Und, auf die Nutzungsdauer gerechnet, macht das Upgrade das Kraut dann auch nicht mehr fett...


----------



## Herr Blobfisch (18. April 2018)

*AW: Garmin striker plus 5cv oder echomap chirp 42cv?*

Kann ich nicht mit beiden so eine Karte zeichnen?


----------



## goldfisch12 (18. April 2018)

*AW: Garmin striker plus 5cv oder echomap chirp 42cv?*

Natürlich kannst Du auch mit dem Striker die Möglichkeiten der Katographierung nutzen. Aber: Das Striker hat keinen SD Karteneinschub, d.h. es wird immer nur der interne Speicher bemüht und dort auch abgelegt.

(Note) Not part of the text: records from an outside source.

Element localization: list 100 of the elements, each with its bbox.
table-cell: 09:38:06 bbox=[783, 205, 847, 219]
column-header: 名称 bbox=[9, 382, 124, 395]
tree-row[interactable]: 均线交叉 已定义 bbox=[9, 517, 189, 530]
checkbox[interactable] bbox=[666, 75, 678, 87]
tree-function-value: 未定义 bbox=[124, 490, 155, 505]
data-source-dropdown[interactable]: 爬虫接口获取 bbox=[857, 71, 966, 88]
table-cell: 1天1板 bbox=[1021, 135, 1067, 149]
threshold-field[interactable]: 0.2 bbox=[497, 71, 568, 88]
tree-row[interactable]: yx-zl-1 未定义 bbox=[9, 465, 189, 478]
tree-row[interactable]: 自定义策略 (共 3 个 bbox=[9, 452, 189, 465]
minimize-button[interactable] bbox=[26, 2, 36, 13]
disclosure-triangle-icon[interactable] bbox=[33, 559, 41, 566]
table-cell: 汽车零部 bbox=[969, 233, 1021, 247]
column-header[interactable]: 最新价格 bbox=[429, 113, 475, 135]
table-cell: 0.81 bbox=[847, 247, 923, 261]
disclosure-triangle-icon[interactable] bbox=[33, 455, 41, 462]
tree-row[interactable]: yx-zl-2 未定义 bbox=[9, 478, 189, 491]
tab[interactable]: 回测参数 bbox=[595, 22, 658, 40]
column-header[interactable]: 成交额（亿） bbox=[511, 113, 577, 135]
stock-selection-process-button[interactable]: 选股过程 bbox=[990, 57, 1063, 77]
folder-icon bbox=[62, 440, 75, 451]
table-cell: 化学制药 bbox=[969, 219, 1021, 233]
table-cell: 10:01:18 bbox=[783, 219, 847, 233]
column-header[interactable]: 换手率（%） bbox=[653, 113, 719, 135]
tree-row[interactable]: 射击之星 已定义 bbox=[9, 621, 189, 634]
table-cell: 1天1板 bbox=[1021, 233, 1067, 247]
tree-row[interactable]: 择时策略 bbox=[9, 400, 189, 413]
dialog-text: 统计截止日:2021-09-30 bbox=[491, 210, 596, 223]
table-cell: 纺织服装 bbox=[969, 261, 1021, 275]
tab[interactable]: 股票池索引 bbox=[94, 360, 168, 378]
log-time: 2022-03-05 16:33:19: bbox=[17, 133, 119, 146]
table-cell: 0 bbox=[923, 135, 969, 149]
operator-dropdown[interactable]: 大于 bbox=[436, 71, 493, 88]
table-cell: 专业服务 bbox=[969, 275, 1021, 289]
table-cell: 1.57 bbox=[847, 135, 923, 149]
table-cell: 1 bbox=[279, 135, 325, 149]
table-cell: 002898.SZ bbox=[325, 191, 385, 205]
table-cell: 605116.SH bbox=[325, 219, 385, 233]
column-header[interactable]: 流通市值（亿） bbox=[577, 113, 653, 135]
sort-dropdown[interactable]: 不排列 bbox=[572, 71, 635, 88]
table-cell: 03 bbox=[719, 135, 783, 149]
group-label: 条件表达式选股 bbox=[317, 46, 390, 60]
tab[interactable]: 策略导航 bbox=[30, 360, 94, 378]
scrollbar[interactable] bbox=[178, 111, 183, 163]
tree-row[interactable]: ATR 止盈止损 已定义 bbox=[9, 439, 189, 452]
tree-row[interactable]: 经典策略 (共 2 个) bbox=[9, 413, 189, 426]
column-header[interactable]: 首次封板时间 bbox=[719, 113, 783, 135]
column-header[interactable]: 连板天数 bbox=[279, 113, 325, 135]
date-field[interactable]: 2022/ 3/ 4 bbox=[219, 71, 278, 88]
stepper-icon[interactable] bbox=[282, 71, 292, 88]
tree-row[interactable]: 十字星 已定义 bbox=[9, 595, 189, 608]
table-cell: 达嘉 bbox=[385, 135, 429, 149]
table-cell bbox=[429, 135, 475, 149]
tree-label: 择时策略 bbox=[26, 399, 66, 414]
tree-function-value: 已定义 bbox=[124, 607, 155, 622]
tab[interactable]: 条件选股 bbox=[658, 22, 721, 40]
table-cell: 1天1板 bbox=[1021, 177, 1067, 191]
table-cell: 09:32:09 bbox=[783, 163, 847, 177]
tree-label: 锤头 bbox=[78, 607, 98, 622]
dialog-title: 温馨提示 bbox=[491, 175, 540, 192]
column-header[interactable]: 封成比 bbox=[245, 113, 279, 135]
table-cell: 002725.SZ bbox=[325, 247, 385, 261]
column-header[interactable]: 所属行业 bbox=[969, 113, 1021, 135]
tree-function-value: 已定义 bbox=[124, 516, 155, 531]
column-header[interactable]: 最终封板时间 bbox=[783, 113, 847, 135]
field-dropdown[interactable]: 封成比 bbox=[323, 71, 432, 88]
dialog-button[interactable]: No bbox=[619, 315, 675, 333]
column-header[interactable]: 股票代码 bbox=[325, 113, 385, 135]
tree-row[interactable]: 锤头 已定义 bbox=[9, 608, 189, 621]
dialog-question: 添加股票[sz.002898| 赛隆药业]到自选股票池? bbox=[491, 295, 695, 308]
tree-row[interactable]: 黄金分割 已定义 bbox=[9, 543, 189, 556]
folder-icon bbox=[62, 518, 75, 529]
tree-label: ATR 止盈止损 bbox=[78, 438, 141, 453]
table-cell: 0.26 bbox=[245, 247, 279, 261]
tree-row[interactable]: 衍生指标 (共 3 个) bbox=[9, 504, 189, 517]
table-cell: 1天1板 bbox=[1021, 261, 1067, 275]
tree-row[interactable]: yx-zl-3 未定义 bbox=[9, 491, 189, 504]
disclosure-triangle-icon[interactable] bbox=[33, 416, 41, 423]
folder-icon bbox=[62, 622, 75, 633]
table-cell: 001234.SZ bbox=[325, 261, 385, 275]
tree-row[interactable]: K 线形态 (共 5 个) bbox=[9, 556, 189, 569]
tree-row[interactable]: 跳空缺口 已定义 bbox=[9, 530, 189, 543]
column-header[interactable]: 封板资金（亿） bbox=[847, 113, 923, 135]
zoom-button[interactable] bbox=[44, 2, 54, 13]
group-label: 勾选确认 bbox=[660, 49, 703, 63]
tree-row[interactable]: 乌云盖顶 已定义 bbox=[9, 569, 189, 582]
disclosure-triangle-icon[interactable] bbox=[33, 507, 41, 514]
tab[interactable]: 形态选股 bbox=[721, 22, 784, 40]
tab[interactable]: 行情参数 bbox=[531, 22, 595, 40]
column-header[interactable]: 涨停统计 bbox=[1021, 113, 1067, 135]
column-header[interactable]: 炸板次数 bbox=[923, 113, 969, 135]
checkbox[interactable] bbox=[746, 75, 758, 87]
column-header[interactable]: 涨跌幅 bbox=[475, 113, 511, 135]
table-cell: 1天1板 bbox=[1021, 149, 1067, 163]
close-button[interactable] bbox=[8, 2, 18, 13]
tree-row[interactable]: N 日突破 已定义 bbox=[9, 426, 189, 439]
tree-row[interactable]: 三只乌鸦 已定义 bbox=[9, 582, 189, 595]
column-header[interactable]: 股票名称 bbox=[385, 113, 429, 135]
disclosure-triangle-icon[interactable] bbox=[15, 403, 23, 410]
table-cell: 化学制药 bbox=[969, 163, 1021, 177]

Einzig über wlan und der Active Captain App. lässt sich kommunizieren.

Vom Grundsatz her ist es natürlich richtig, ein Gerät zu kaufen, das einen vollwertigen Plotter und eine externe Speichermöglichkeit (SD Karte) hat. Das Echomap 5cv , wie vorgeschlagen, ist leider ausverkauft. Reststücke im Handel werden zudem zu teuer gehandelt.
Schau Dir doch einmal das Echomap Plus 62cv an (Nachfolgemodell). Das ist ein tolles Gerät mit einem 6´Bildschirm. Kostenpunkt : 559€ mit Geber.
Das sind zwar 200€ mehr als das Striker Plus 5cv aber da hast Du ein deutlich wertigeres Gerät.


----------



## Herr Blobfisch (18. April 2018)

*AW: Garmin striker plus 5cv oder echomap chirp 42cv?*

Das sind zwar 200€ mehr als das Striker Plus 5cv aber da hast Du ein deutlich wertigeres Gerät.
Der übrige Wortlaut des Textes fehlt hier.